There could be no doubt that he was dead.
Instantly the immobilizing spell was lifted. Croy ran forward, intending to wrap his arms around Cythera and hold her forever.
“No!” she shouted. Croy grunted in horror when he saw that even the whites of her eyes were covered in tiny painted flowers, and that her hair had taken on the appearance of writhing vines. Every inch of her skin was covered in writhing tattoos that seemed to fight each other. She was suffused with dark magic, carrying more of it than he’d ever seen on her before. “Stay back—all of you. And close your eyes!”
Then she turned away, facing farther up the cavern passage. She lifted her arms, palms stretched forward, and whimpered in pain.
Croy just managed to turn his face from Cythera as she released all the magic energy her body had stored. Every iota of the Hieromagus’s power flowed out through her hands, toward the crystals that choked the passage.
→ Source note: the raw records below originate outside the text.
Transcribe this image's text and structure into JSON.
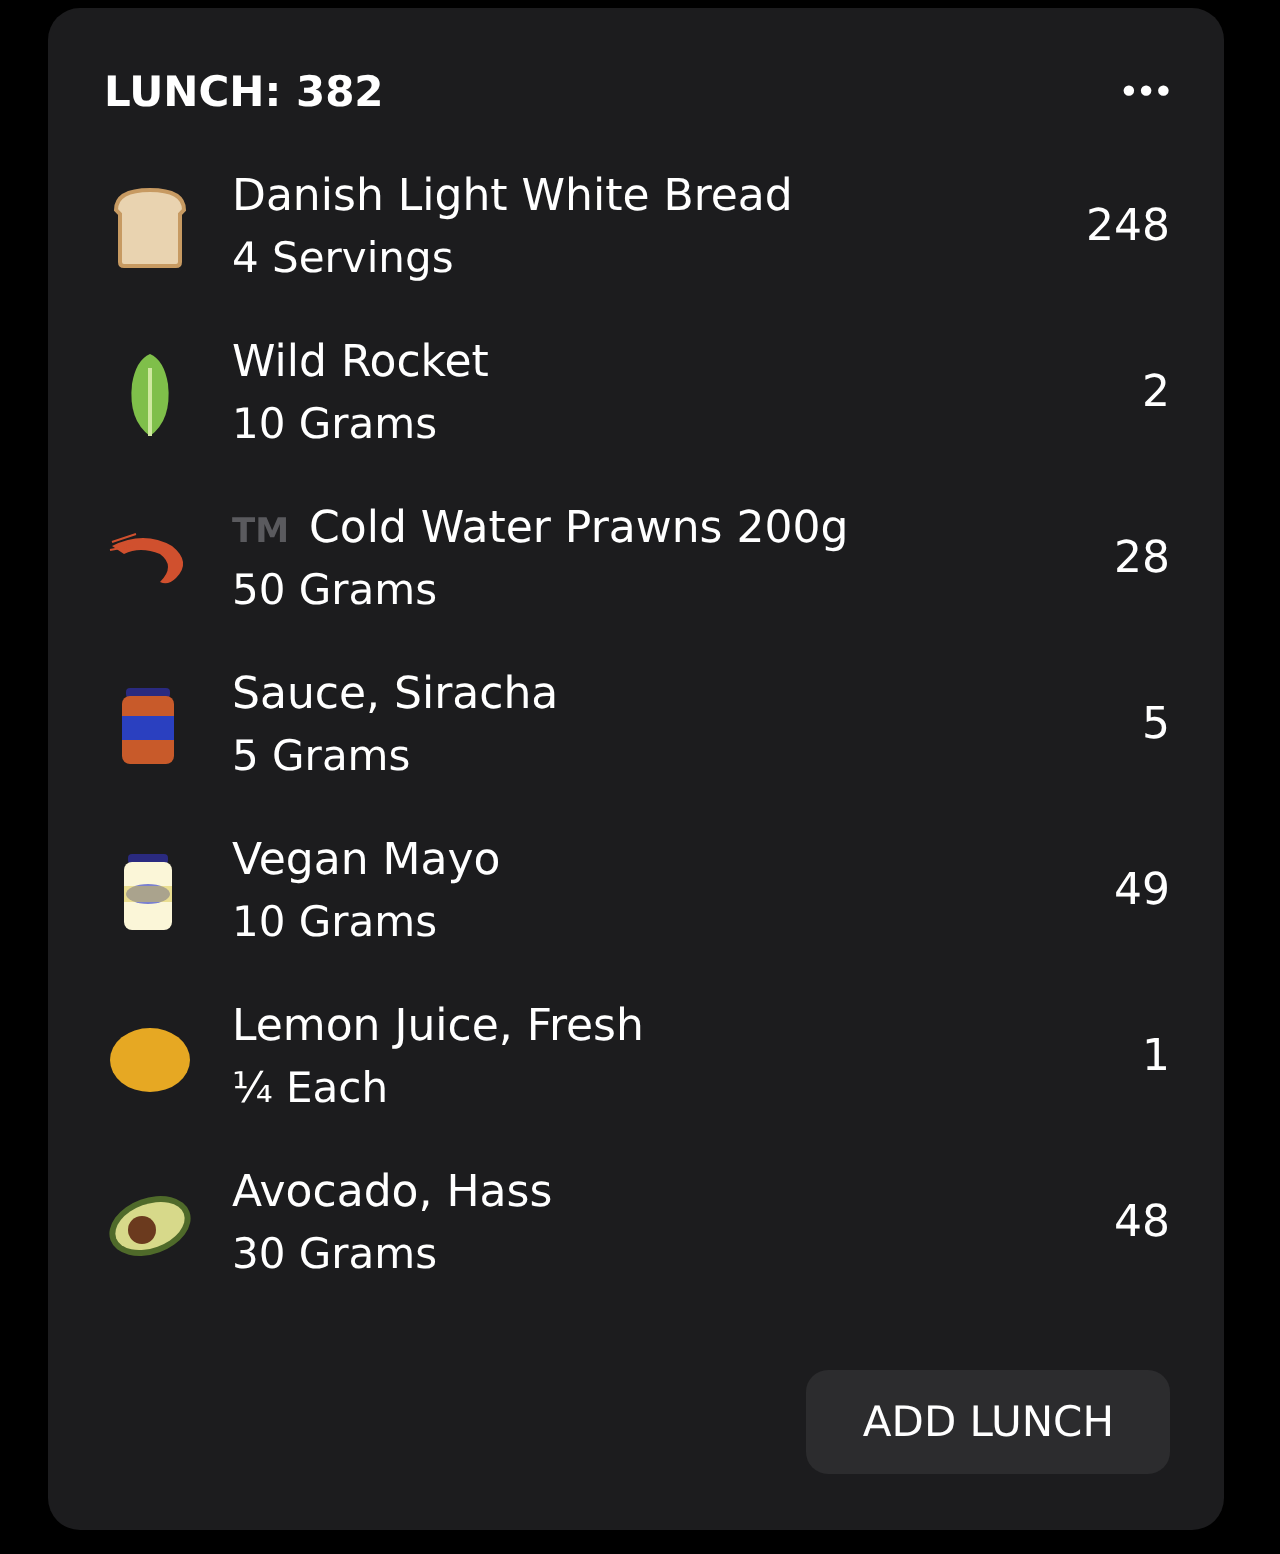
{
  "meal": {
    "title": "LUNCH: 382",
    "more": "•••"
  },
  "items": [
    {
      "kind": "bread",
      "name": "Danish Light White Bread",
      "amount": "4 Servings",
      "calories": "248"
    },
    {
      "kind": "lettuce",
      "name": "Wild Rocket",
      "amount": "10 Grams",
      "calories": "2"
    },
    {
      "kind": "shrimp",
      "prefix": "TM",
      "name": "Cold Water Prawns 200g",
      "amount": "50 Grams",
      "calories": "28"
    },
    {
      "kind": "sauce",
      "name": "Sauce, Siracha",
      "amount": "5 Grams",
      "calories": "5"
    },
    {
      "kind": "mayo",
      "name": "Vegan Mayo",
      "amount": "10 Grams",
      "calories": "49"
    },
    {
      "kind": "lemon",
      "name": "Lemon Juice, Fresh",
      "amount": "¼ Each",
      "calories": "1"
    },
    {
      "kind": "avocado",
      "name": "Avocado, Hass",
      "amount": "30 Grams",
      "calories": "48"
    }
  ],
  "add_button": "ADD LUNCH"
}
Flickering lightning leapt from crystal to crystal and a sound like a hurricane wind tore through the narrow space. Croy pressed his hands over his eyes to save himself from being blinded. He felt something hot and wet roll over his boots, and when he dared look, saw molten crystal sloughing back down the slope of the cave.
He looked up and saw Cythera, then, her skin completely clear once more. It seemed she was about to faint, so he grabbed her up in his arms.
Ahead of him the cavern was now completely stripped of its former crystal growth. It was a natural, winding cave tunnel, leading gently up toward light and warmth. The walls were perfectly smooth and the way was clear.
Croy carried Cythera forward, into sunlight.